Pedro Sorela y las fronteras que imponen los tiburones
La nueva novela del socarrón Pedro Sorela, ‘Banderas de agua’, bebe de las mismas fuentes que ‘Rebelión en la granja’ de Orwell. Ambas son una sátira en contra del autoritarismo y un canto a la libertad. Una historia divertida de tiburones y delfines, una mirada crítica del mundo en el que vivimos y en la que podemos reconocernos.
“Los lugares con más guerras son aquellos donde hay menos fronteras”, aseguró Nicolás Sarkozy en una reciente entrevista publicada en el diario El Mundo. O Sarkozy es un ignorante o es un cínico. O ambas cosas, que también es posible. Por hablar solo de la historia reciente, fue tras la Primera Guerra Mundial cuando Europa se partió en varios trozos y le siguió una segunda contienda aún más dolorosa. El periodo que vino después, una época dorada en palabras de Tony Judt, se basó en dos pilares: la “eliminación” progresiva de las fronteras y la construcción de la sociedad del bienestar. No es casualidad, por tanto, que el asedio a los derechos sociales y laborales y el auge del nacionalismo y la xenofobia hayan confluido en el tiempo. El enemigo de Europa no es la inmigración sino el nacionalismo rampante. ¿Y qué sería del nacionalismo sin las fronteras?

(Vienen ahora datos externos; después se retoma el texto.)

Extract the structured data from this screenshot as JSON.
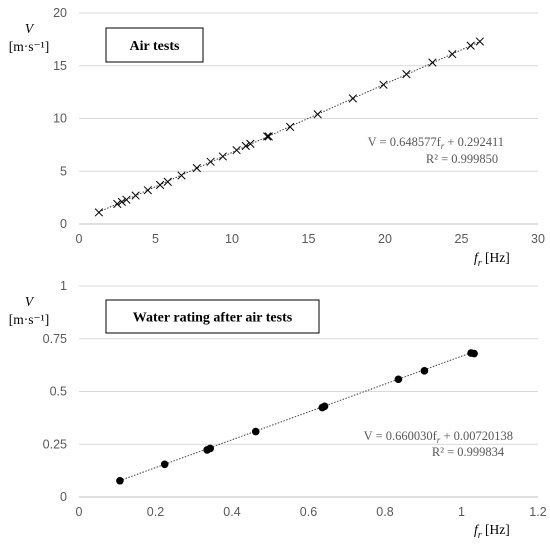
{
  "chart_data": [
    {
      "type": "scatter",
      "title": "Air tests",
      "ylabel_var": "V",
      "ylabel_unit": "[m·s⁻¹]",
      "xlabel_var": "f",
      "xlabel_sub": "r",
      "xlabel_unit": "[Hz]",
      "xlim": [
        0,
        30
      ],
      "ylim": [
        0,
        20
      ],
      "xticks": [
        0,
        5,
        10,
        15,
        20,
        25,
        30
      ],
      "yticks": [
        0,
        5,
        10,
        15,
        20
      ],
      "tick_labels_x": [
        "0",
        "5",
        "10",
        "15",
        "20",
        "25",
        "30"
      ],
      "tick_labels_y": [
        "0",
        "5",
        "10",
        "15",
        "20"
      ],
      "marker": "x",
      "grid": "horizontal",
      "x": [
        1.3,
        2.5,
        2.8,
        3.1,
        3.7,
        4.5,
        5.3,
        5.8,
        6.7,
        7.7,
        8.6,
        9.4,
        10.3,
        10.9,
        11.2,
        12.3,
        12.4,
        13.8,
        15.6,
        17.9,
        19.9,
        21.4,
        23.1,
        24.4,
        25.6,
        26.2
      ],
      "y": [
        1.1,
        1.9,
        2.1,
        2.3,
        2.7,
        3.2,
        3.7,
        4.0,
        4.6,
        5.3,
        5.9,
        6.4,
        7.0,
        7.4,
        7.6,
        8.3,
        8.3,
        9.2,
        10.4,
        11.9,
        13.2,
        14.2,
        15.3,
        16.1,
        16.9,
        17.3
      ],
      "fit": {
        "slope": 0.648577,
        "intercept": 0.292411,
        "x_range": [
          1.3,
          26.2
        ]
      },
      "equation": "V = 0.648577f",
      "equation_sub": "r",
      "equation_tail": " + 0.292411",
      "r2": "R² = 0.999850"
    },
    {
      "type": "scatter",
      "title": "Water rating after air tests",
      "ylabel_var": "V",
      "ylabel_unit": "[m·s⁻¹]",
      "xlabel_var": "f",
      "xlabel_sub": "r",
      "xlabel_unit": "[Hz]",
      "xlim": [
        0,
        1.2
      ],
      "ylim": [
        0,
        1
      ],
      "xticks": [
        0,
        0.2,
        0.4,
        0.6,
        0.8,
        1,
        1.2
      ],
      "yticks": [
        0,
        0.25,
        0.5,
        0.75,
        1
      ],
      "tick_labels_x": [
        "0",
        "0.2",
        "0.4",
        "0.6",
        "0.8",
        "1",
        "1.2"
      ],
      "tick_labels_y": [
        "0",
        "0.25",
        "0.5",
        "0.75",
        "1"
      ],
      "marker": "dot",
      "grid": "horizontal",
      "x": [
        0.107,
        0.224,
        0.335,
        0.343,
        0.462,
        0.636,
        0.642,
        0.835,
        0.903,
        1.025,
        1.033
      ],
      "y": [
        0.077,
        0.155,
        0.223,
        0.23,
        0.31,
        0.424,
        0.43,
        0.558,
        0.598,
        0.682,
        0.68
      ],
      "fit": {
        "slope": 0.66003,
        "intercept": 0.00720138,
        "x_range": [
          0.107,
          1.033
        ]
      },
      "equation": "V = 0.660030f",
      "equation_sub": "r",
      "equation_tail": " + 0.00720138",
      "r2": "R² = 0.999834"
    }
  ]
}
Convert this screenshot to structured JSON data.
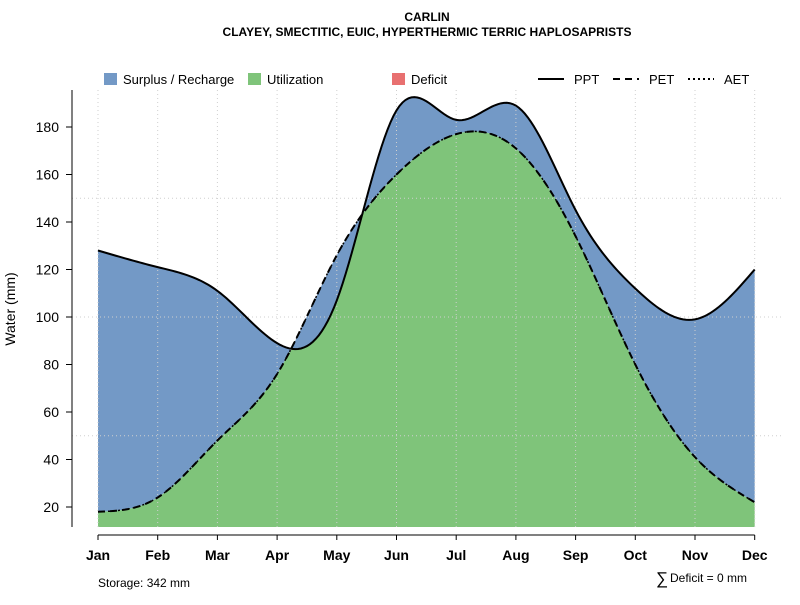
{
  "chart_data": {
    "type": "area",
    "title": "CARLIN",
    "subtitle": "CLAYEY, SMECTITIC, EUIC, HYPERTHERMIC TERRIC HAPLOSAPRISTS",
    "xlabel": "",
    "ylabel": "Water (mm)",
    "categories": [
      "Jan",
      "Feb",
      "Mar",
      "Apr",
      "May",
      "Jun",
      "Jul",
      "Aug",
      "Sep",
      "Oct",
      "Nov",
      "Dec"
    ],
    "yticks": [
      20,
      40,
      60,
      80,
      100,
      120,
      140,
      160,
      180
    ],
    "ylim": [
      12,
      194
    ],
    "grid": true,
    "legend_position": "top",
    "series": [
      {
        "name": "PPT",
        "style": "solid",
        "values": [
          128,
          121,
          111,
          89,
          107,
          187,
          183,
          189,
          145,
          112,
          99,
          120
        ]
      },
      {
        "name": "PET",
        "style": "dashed",
        "values": [
          18,
          24,
          48,
          76,
          126,
          160,
          177,
          171,
          134,
          80,
          41,
          22
        ]
      },
      {
        "name": "AET",
        "style": "dotted",
        "values": [
          18,
          24,
          48,
          76,
          126,
          160,
          177,
          171,
          134,
          80,
          41,
          22
        ]
      }
    ],
    "areas": [
      {
        "name": "Surplus / Recharge",
        "color": "#7399c6"
      },
      {
        "name": "Utilization",
        "color": "#7fc47a"
      },
      {
        "name": "Deficit",
        "color": "#e87070"
      }
    ],
    "annotations": {
      "storage": "Storage: 342 mm",
      "deficit_symbol": "∑",
      "deficit": "Deficit = 0 mm"
    }
  }
}
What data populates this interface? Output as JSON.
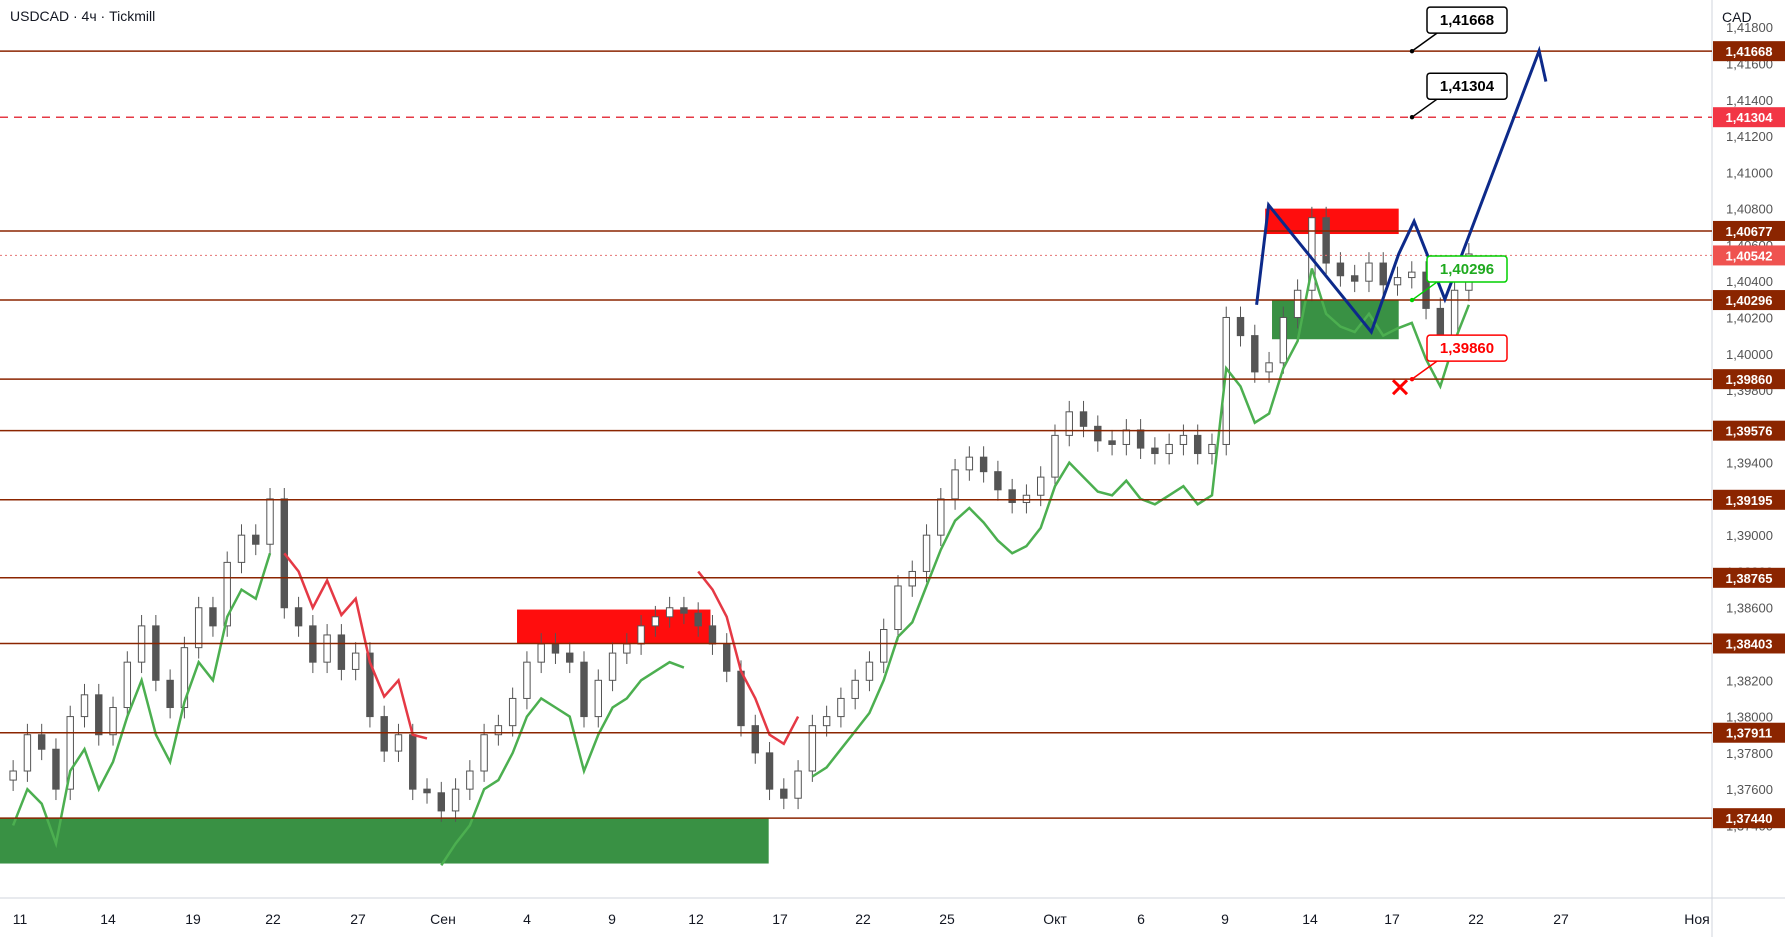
{
  "header": {
    "title": "USDCAD · 4ч · Tickmill"
  },
  "axis": {
    "currency": "CAD"
  },
  "colors": {
    "level": "#8b2500",
    "up": "#2e7d32",
    "down": "#e53935",
    "candle": "#555555",
    "path": "#0d2a8a",
    "bg": "#ffffff"
  },
  "chart_data": {
    "type": "candlestick",
    "title": "",
    "ylim": [
      1.37,
      1.4195
    ],
    "y_ticks": [
      "1,37400",
      "1,37600",
      "1,37800",
      "1,38000",
      "1,38200",
      "1,38400",
      "1,38600",
      "1,38800",
      "1,39000",
      "1,39200",
      "1,39400",
      "1,39600",
      "1,39800",
      "1,40000",
      "1,40200",
      "1,40400",
      "1,40600",
      "1,40800",
      "1,41000",
      "1,41200",
      "1,41400",
      "1,41600",
      "1,41800"
    ],
    "x_ticks": [
      "11",
      "14",
      "19",
      "22",
      "27",
      "Сен",
      "4",
      "9",
      "12",
      "17",
      "22",
      "25",
      "Окт",
      "6",
      "9",
      "14",
      "17",
      "22",
      "27",
      "Ноя"
    ],
    "levels": [
      {
        "value": 1.41668,
        "label": "1,41668",
        "style": "solid"
      },
      {
        "value": 1.41304,
        "label": "1,41304",
        "style": "dashed"
      },
      {
        "value": 1.40677,
        "label": "1,40677",
        "style": "solid"
      },
      {
        "value": 1.40542,
        "label": "1,40542",
        "style": "dotted"
      },
      {
        "value": 1.40296,
        "label": "1,40296",
        "style": "solid"
      },
      {
        "value": 1.3986,
        "label": "1,39860",
        "style": "solid"
      },
      {
        "value": 1.39576,
        "label": "1,39576",
        "style": "solid"
      },
      {
        "value": 1.39195,
        "label": "1,39195",
        "style": "solid"
      },
      {
        "value": 1.38765,
        "label": "1,38765",
        "style": "solid"
      },
      {
        "value": 1.38403,
        "label": "1,38403",
        "style": "solid"
      },
      {
        "value": 1.37911,
        "label": "1,37911",
        "style": "solid"
      },
      {
        "value": 1.3744,
        "label": "1,37440",
        "style": "solid"
      }
    ],
    "price_series": [
      1.377,
      1.379,
      1.3782,
      1.376,
      1.38,
      1.3812,
      1.379,
      1.3805,
      1.383,
      1.385,
      1.382,
      1.3805,
      1.3838,
      1.386,
      1.385,
      1.3885,
      1.39,
      1.3895,
      1.392,
      1.386,
      1.385,
      1.383,
      1.3845,
      1.3826,
      1.3835,
      1.38,
      1.3781,
      1.379,
      1.376,
      1.3758,
      1.3748,
      1.376,
      1.377,
      1.379,
      1.3795,
      1.381,
      1.383,
      1.384,
      1.3835,
      1.383,
      1.38,
      1.382,
      1.3835,
      1.384,
      1.385,
      1.3855,
      1.386,
      1.3857,
      1.385,
      1.384,
      1.3825,
      1.3795,
      1.378,
      1.376,
      1.3755,
      1.377,
      1.3795,
      1.38,
      1.381,
      1.382,
      1.383,
      1.3848,
      1.3872,
      1.388,
      1.39,
      1.392,
      1.3936,
      1.3943,
      1.3935,
      1.3925,
      1.3918,
      1.3922,
      1.3932,
      1.3955,
      1.3968,
      1.396,
      1.3952,
      1.395,
      1.3958,
      1.3948,
      1.3945,
      1.395,
      1.3955,
      1.3945,
      1.395,
      1.402,
      1.401,
      1.399,
      1.3995,
      1.402,
      1.4035,
      1.4075,
      1.405,
      1.4043,
      1.404,
      1.405,
      1.4038,
      1.4042,
      1.4045,
      1.4025,
      1.401,
      1.4035,
      1.4055
    ],
    "boxes": [
      {
        "name": "resistance-zone-august",
        "x0": 0.302,
        "x1": 0.415,
        "y0": 1.38403,
        "y1": 1.3859,
        "color": "red"
      },
      {
        "name": "support-zone-august",
        "x0": 0.0,
        "x1": 0.449,
        "y0": 1.3719,
        "y1": 1.3744,
        "color": "green"
      },
      {
        "name": "resistance-zone-october",
        "x0": 0.739,
        "x1": 0.817,
        "y0": 1.4066,
        "y1": 1.408,
        "color": "red"
      },
      {
        "name": "support-zone-october",
        "x0": 0.743,
        "x1": 0.817,
        "y0": 1.4008,
        "y1": 1.40296,
        "color": "green"
      }
    ],
    "forecast_path": [
      {
        "x": 0.734,
        "y": 1.4027
      },
      {
        "x": 0.741,
        "y": 1.4082
      },
      {
        "x": 0.801,
        "y": 1.4012
      },
      {
        "x": 0.817,
        "y": 1.4055
      },
      {
        "x": 0.826,
        "y": 1.4073
      },
      {
        "x": 0.844,
        "y": 1.403
      },
      {
        "x": 0.899,
        "y": 1.4167
      },
      {
        "x": 0.903,
        "y": 1.415
      }
    ],
    "callouts": [
      {
        "label": "1,41668",
        "value": 1.41668,
        "color": "#000000"
      },
      {
        "label": "1,41304",
        "value": 1.41304,
        "color": "#000000"
      },
      {
        "label": "1,40296",
        "value": 1.40296,
        "color": "#00d000"
      },
      {
        "label": "1,39860",
        "value": 1.3986,
        "color": "#ff0000"
      }
    ]
  }
}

De las fronteras, del nacionalismo y de sus peligros, vistos con ironía y acidez, trata –entre otras cosas– la última novela del escritor y viajero Pedro Sorela, Banderas de agua (FronteraD). Una novela original y a contracorriente ya desde el momento previo a su publicación como libro de papel, pues los lectores pudimos leerla por entregas –recuperando la saludable tradición de los escritores decimonónicos para la era de Internet– en una revista de referencia en el periodismo digital, FronteraD.
“Un día los tiburones decidieron establecer fronteras en el mar”, así comienza esta historia alegórica protagonizada por los habitantes del mar, como una ocurrencia, pues al fin y al cabo eso es lo que son las fronteras, meras ocurrencias. La decisión de los tiburones conlleva otras decisiones sobre las que ni siquiera habían pensado los escualos (cómo controlar las fronteras, quién podrá pasar y quién no, por ejemplo), que acaban derivando en otro invento: la construcción de una identidad, de una nación, con un himno que ensalce la vuelta a la tribu y poetas que canten al pasado heroico, aunque no exista tal cosa. Y para convencer a los demás, aparte de por su evidente superioridad militar, los tiburones habrán de tirar, cómo no, de demagogia y persuasión. Un delfín (su bondad es un signo de inteligencia), un cangrejo (su grito no se oye), una gamba (“las gambas son una especie sufrida gracias a su carácter casi traslúcido, que deja pasar el agobio y las penas, y aguantan mucho») y un tiburón alfombra (el más desclasado de los tiburones, que va por la vida con “la vieja melancolía de los feos, que es la más antigua de todas”) serán algunos de los héroes que se opondrán a la autoridad de los tiburones y a su idea absurda de establecer fronteras en el mar.
Aunque los tiburones, después de todo, no son tan malos, y tras su ingenua amenaza se esconde una aun mayor. “En realidad, igual que los tiburones detestan a los delfines porque no soportan la superioridad manifiesta de su inteligencia y alegría, los hombres han comenzado el exterminio de los tiburones. Y no porque sean de verdad peligrosos o tengan hambre de sopa, sino porque en un tiempo banal como tal vez ningún otro del pasado, no soportan su elegancia, sin duda indestructible y que sugiere la eternidad: ya dura cuatrocientos millones de años”.
Banderas de agua bebe de la misma fuente que Rebelión en la granja de Orwell. Ambas son una sátira en contra del autoritarismo y un canto a la libertad. Tienen esa rara y extraordinaria cualidad de algunas obras que pueden leerse tanto por los niños como por los lectores más avezados. La prosa limpia, ágil y juguetona de Sorela, llena de matices y de humor, también de ternura, nos regala una historia divertida, una mirada crítica del mundo en el que vivimos y en la que podemos reconocernos.
Pena que los suplementos literarios no le hayan prestado la suficiente atención a una novela que habla de nuestro tiempo, que no dejará indiferente a quien la lea, que dejará al lector con ese sabor agridulce de las buenas historias que nos permiten mirar lo que hay al otro lado del espejo, aunque sea tenebroso, con una sonrisa.